The program in calcPI.c calculates an approximate value for PI. However, a single process (i.e., process 0) is doing all the work. This week's project is to use the patterns you have learned about so far to speedup this computation as much as you can, such that you can calculate PI to 17 digits of precision "quickly".

This is not an especially difficult task, so this is a one week project.

Once you have your parallel version of calcPI working, use it to find how many trapezoids and processes are needed to compute PI to 17 digits of precision "quickly".

Then use your program to collect the timing data needed for the 3D chart described below. For these timing runs, you may use either the Ulab or the cluster.

#### Hand In

Hard copies of:

1. Your spreadsheet data and three 3D bar-charts -- one showing your timing data, one showing your program's speedup, and one showing its computational efficiency -- with the X-axis being 1, 2, 4, 8, 16, and 32 processes, the Z-axis being 100000, 1000000, 10000000, 100000000, 1000000000, and 10000000000 trapezoids; and the Y-axis being your program's run-times, speedups, and/or computational efficiencies for the corresponding X and Z values.
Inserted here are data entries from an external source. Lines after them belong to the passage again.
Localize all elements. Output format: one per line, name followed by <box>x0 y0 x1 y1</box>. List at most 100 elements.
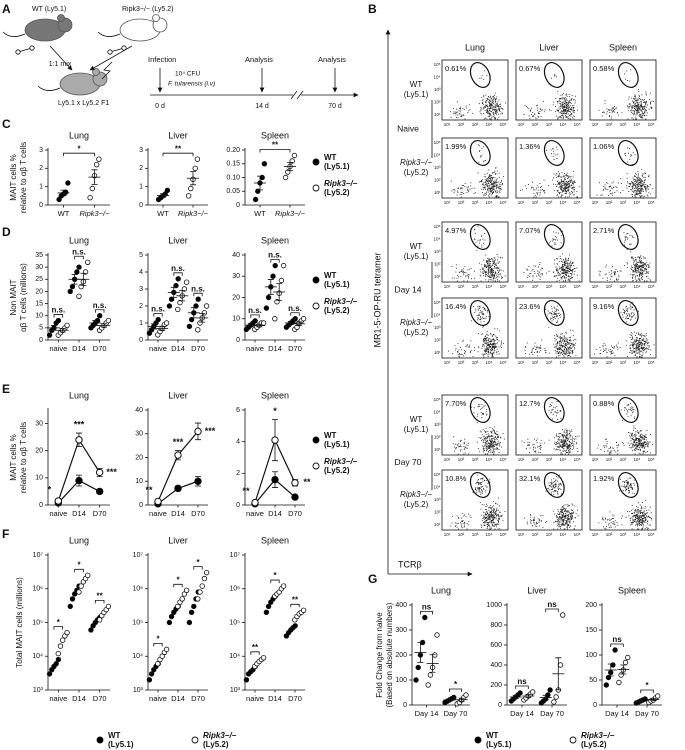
event-dot <box>574 345 575 346</box>
event-dot <box>650 93 651 94</box>
event-dot <box>534 271 535 272</box>
event-dot <box>542 189 543 190</box>
event-dot <box>492 431 493 432</box>
event-dot <box>647 340 648 341</box>
flow-tick-label: 10² <box>532 284 539 289</box>
event-dot <box>577 191 578 192</box>
event-dot <box>537 271 538 272</box>
event-dot <box>562 345 563 346</box>
event-dot <box>487 438 488 439</box>
event-dot <box>572 272 573 273</box>
event-dot <box>566 352 567 353</box>
flow-tick-label: 10³ <box>472 457 479 462</box>
event-dot <box>482 490 483 491</box>
event-dot <box>487 312 488 313</box>
event-dot <box>529 445 530 446</box>
event-dot <box>645 173 646 174</box>
event-dot <box>491 432 492 433</box>
event-dot <box>483 95 484 96</box>
event-dot <box>486 194 487 195</box>
event-dot <box>638 269 639 270</box>
event-dot <box>494 344 495 345</box>
event-dot <box>630 304 631 305</box>
event-dot <box>483 275 484 276</box>
event-dot <box>569 279 570 280</box>
event-dot <box>496 167 497 168</box>
event-dot <box>490 352 491 353</box>
event-dot <box>495 191 496 192</box>
event-dot <box>579 436 580 437</box>
event-dot <box>561 110 562 111</box>
event-dot <box>479 145 480 146</box>
event-dot <box>553 344 554 345</box>
event-dot <box>483 357 484 358</box>
event-dot <box>477 482 478 483</box>
event-dot <box>479 405 480 406</box>
event-dot <box>569 106 570 107</box>
event-dot <box>564 106 565 107</box>
event-dot <box>644 184 645 185</box>
event-dot <box>616 269 617 270</box>
event-dot <box>565 354 566 355</box>
event-dot <box>641 183 642 184</box>
event-dot <box>650 102 651 103</box>
event-dot <box>483 413 484 414</box>
event-dot <box>493 116 494 117</box>
event-dot <box>497 354 498 355</box>
event-dot <box>645 264 646 265</box>
event-dot <box>501 278 502 279</box>
event-dot <box>645 342 646 343</box>
event-dot <box>490 115 491 116</box>
event-dot <box>494 257 495 258</box>
event-dot <box>630 309 631 310</box>
event-dot <box>642 269 643 270</box>
event-dot <box>487 527 488 528</box>
event-dot <box>627 263 628 264</box>
event-dot <box>488 517 489 518</box>
event-dot <box>493 172 494 173</box>
event-dot <box>633 237 634 238</box>
event-dot <box>484 516 485 517</box>
event-dot <box>466 272 467 273</box>
event-dot <box>573 177 574 178</box>
event-dot <box>638 352 639 353</box>
event-dot <box>633 152 634 153</box>
event-dot <box>611 110 612 111</box>
event-dot <box>641 179 642 180</box>
event-dot <box>564 443 565 444</box>
event-dot <box>491 344 492 345</box>
event-dot <box>640 262 641 263</box>
event-dot <box>497 328 498 329</box>
event-dot <box>632 342 633 343</box>
flow-tick-label: 10³ <box>472 122 479 127</box>
event-dot <box>641 444 642 445</box>
event-dot <box>485 118 486 119</box>
event-dot <box>567 110 568 111</box>
gate-percent: 1.99% <box>445 142 467 151</box>
event-dot <box>491 450 492 451</box>
event-dot <box>494 106 495 107</box>
event-dot <box>496 268 497 269</box>
event-dot <box>626 321 627 322</box>
event-dot <box>549 353 550 354</box>
event-dot <box>561 105 562 106</box>
event-dot <box>452 278 453 279</box>
event-dot <box>636 194 637 195</box>
event-dot <box>551 313 552 314</box>
event-dot <box>568 181 569 182</box>
event-dot <box>500 190 501 191</box>
event-dot <box>573 438 574 439</box>
event-dot <box>485 343 486 344</box>
event-dot <box>552 402 553 403</box>
event-dot <box>539 113 540 114</box>
event-dot <box>644 451 645 452</box>
event-dot <box>631 443 632 444</box>
event-dot <box>605 184 606 185</box>
flow-tick-label: 10² <box>532 360 539 365</box>
event-dot <box>483 314 484 315</box>
event-dot <box>562 182 563 183</box>
event-dot <box>494 95 495 96</box>
event-dot <box>631 194 632 195</box>
event-dot <box>613 110 614 111</box>
event-dot <box>487 340 488 341</box>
As always, label your chart and its axes, and format your chart so that it displays well when printed on the Ulab printer.
2. A 1-2 page analysis of your program's behavior, exploring the relationship between the number of PEs and the number of trapezoids:
• Discuss your projections on how long it would take to calculate PI to 20 and 17 digits sequentially, and how fast you were able to compute the 17-digit value using parallelism.
• Discuss Intel's Parallel Advisor, what it revealed about the runtime behavior of calcPI, and how you used that information to parallelise the program.
• Discuss your program's run-times, speedups, and computational efficiences, and explain how your observations correspond to or disagree with Amdahl's and Gustafson's Laws.